Luthers Schmähschrift Wider Hans Worst (Kat. Nr. 56) enthält mehr Beleidigungen als Seiten und wurde gleich zu Beginn des Reichstages im April 1541 in Regensburg verbreitet (Kuhaupt 1998: 286). Herzog Heinrich wird darin zum Hans Worst und Heintz Mordbrenner (Kat. Nr. 57), der im Bund mit Teufel und Papst die deutschen Protestanten mit Feuer und Schwert bekämpft. Luther rief dazu auf, die Schmähungen gegen den Herzog öffentlich zu verbreiten, von den Kanzeln der Kirchen zu rufen und vor dem katholischen Fürsten auszuspucken.

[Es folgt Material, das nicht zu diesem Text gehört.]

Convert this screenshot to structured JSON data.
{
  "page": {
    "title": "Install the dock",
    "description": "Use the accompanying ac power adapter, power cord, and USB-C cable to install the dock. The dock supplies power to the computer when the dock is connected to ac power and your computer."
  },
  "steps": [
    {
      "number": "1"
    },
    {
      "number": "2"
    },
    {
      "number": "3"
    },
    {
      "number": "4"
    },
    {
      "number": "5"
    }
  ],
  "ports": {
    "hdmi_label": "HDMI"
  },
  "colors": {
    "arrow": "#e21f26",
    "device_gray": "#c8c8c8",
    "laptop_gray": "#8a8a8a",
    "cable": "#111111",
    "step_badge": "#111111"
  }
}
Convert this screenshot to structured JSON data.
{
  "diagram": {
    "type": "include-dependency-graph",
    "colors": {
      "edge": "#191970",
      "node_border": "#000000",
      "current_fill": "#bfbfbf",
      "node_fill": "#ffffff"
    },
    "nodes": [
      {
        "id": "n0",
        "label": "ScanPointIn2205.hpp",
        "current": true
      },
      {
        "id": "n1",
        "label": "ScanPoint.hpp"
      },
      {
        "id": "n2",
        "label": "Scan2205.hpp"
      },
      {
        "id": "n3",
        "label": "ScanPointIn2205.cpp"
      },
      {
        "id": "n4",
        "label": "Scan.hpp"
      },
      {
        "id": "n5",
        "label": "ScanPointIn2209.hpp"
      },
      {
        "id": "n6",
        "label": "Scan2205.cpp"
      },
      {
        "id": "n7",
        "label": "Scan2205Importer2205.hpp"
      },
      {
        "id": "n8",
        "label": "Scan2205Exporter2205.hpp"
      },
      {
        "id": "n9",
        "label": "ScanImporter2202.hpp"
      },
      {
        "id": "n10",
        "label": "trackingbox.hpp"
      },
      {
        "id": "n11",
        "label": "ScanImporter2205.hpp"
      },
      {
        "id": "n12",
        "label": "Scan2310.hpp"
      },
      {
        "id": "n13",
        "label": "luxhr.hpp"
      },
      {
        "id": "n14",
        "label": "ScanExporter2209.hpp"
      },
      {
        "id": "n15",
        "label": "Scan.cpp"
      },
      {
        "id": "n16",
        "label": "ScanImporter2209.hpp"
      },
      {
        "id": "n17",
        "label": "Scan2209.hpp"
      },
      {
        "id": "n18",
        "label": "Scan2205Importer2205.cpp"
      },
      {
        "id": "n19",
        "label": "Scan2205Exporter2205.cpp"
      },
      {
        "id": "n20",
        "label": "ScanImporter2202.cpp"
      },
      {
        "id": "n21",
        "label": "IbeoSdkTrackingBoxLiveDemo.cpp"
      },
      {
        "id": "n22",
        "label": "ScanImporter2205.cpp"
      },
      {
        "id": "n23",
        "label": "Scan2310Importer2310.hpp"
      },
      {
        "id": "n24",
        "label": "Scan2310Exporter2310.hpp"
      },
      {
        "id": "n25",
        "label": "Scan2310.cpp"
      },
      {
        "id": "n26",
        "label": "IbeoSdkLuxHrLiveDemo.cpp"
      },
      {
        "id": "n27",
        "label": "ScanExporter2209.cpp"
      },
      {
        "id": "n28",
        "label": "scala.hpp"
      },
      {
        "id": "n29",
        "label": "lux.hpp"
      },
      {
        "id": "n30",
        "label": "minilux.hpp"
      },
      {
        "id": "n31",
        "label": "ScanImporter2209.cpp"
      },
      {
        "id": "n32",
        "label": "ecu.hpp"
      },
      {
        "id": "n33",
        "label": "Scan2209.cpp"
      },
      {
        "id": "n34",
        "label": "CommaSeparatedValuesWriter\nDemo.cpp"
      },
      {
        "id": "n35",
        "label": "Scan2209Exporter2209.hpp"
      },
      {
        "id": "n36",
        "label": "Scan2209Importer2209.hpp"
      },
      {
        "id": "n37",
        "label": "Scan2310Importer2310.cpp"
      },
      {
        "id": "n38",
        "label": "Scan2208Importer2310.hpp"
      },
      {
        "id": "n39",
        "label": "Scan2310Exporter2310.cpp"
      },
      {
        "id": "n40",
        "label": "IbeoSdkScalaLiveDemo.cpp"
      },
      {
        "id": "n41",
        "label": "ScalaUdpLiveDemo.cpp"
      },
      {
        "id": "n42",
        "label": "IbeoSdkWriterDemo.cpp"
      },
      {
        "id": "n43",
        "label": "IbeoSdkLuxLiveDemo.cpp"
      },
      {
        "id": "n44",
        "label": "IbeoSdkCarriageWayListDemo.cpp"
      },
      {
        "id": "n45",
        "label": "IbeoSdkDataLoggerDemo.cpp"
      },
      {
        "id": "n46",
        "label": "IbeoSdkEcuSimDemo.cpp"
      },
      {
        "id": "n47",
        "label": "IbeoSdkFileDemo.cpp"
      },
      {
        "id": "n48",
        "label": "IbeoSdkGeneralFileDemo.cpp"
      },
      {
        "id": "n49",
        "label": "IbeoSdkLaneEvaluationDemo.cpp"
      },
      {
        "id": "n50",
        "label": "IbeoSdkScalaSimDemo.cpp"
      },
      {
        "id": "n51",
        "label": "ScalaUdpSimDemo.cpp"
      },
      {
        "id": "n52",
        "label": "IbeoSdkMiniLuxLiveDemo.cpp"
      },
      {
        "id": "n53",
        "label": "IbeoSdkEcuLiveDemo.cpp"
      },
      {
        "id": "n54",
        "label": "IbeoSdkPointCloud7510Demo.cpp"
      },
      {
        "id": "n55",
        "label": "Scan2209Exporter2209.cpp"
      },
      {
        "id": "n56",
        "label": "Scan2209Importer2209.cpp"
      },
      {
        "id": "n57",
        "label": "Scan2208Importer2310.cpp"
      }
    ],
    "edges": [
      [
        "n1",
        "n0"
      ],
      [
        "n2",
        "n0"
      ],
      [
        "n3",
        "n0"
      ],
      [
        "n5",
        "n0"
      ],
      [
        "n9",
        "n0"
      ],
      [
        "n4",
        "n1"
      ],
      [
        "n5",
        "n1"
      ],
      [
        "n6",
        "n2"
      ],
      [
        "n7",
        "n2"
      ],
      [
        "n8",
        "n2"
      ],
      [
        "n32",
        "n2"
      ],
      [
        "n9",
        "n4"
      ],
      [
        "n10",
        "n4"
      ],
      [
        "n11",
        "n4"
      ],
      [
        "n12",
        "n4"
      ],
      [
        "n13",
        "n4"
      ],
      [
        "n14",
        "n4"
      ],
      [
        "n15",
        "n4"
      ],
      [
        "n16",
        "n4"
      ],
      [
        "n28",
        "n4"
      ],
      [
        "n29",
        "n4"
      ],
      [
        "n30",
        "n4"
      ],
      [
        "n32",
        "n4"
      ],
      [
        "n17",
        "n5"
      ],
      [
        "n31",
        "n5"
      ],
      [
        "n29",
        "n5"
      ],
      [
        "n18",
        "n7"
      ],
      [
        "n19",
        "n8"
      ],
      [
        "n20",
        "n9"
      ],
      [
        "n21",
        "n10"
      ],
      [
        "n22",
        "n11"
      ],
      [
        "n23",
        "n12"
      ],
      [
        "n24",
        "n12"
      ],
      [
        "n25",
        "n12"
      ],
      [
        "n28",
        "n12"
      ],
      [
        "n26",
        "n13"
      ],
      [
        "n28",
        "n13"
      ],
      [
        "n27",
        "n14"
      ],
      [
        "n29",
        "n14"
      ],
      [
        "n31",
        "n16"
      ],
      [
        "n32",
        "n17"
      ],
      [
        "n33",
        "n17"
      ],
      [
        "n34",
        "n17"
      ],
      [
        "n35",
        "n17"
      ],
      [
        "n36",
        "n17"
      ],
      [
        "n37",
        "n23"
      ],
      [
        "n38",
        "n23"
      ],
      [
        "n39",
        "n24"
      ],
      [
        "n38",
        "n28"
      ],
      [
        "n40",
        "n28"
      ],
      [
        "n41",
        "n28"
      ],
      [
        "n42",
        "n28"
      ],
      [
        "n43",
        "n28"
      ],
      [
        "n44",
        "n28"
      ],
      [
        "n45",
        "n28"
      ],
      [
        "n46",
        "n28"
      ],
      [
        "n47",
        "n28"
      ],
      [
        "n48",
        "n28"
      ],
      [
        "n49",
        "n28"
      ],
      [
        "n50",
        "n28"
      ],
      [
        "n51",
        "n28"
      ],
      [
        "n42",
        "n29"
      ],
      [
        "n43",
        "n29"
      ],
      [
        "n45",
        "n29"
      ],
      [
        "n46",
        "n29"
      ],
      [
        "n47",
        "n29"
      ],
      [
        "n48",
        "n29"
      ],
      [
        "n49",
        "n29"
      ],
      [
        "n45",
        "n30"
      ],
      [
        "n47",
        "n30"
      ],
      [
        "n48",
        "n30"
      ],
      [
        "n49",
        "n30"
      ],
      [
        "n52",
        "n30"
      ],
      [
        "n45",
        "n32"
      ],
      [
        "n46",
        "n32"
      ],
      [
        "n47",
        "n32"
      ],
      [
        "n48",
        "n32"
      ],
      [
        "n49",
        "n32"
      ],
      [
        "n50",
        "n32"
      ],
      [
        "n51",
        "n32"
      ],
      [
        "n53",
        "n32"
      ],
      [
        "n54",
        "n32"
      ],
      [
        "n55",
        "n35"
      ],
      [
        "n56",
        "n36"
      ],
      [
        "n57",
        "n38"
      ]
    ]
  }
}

Die reformatorischen Druckerzentren, allen voran Wittenberg und Magdeburg, griffen bereitwillig diese Schmähungen auf. So stehen etwa die Zween Sendbrieff an Hansen Worst (1541) (Kat. Nr. 58), ebenfalls auf dem Regensburger Reichstag in Umlauf gebracht, beispielhaft für die vielen satirischen Schriften der Folgezeit. Als besondere Spitze gegen den Herzog wird auf dem Titelblatt der Zween Sendbrieff als fingierter Druckort Wolfenbüttel genannt; demnach wäre die Schmähschrift gegen den Herzog in dessen eigener Hofdruckerei erschienen. Beliebte Beschimpfungen des angeblichen Kriegstreibers Heinrich waren weiterhin „Scharrhans“ oder „deudscher Türck“.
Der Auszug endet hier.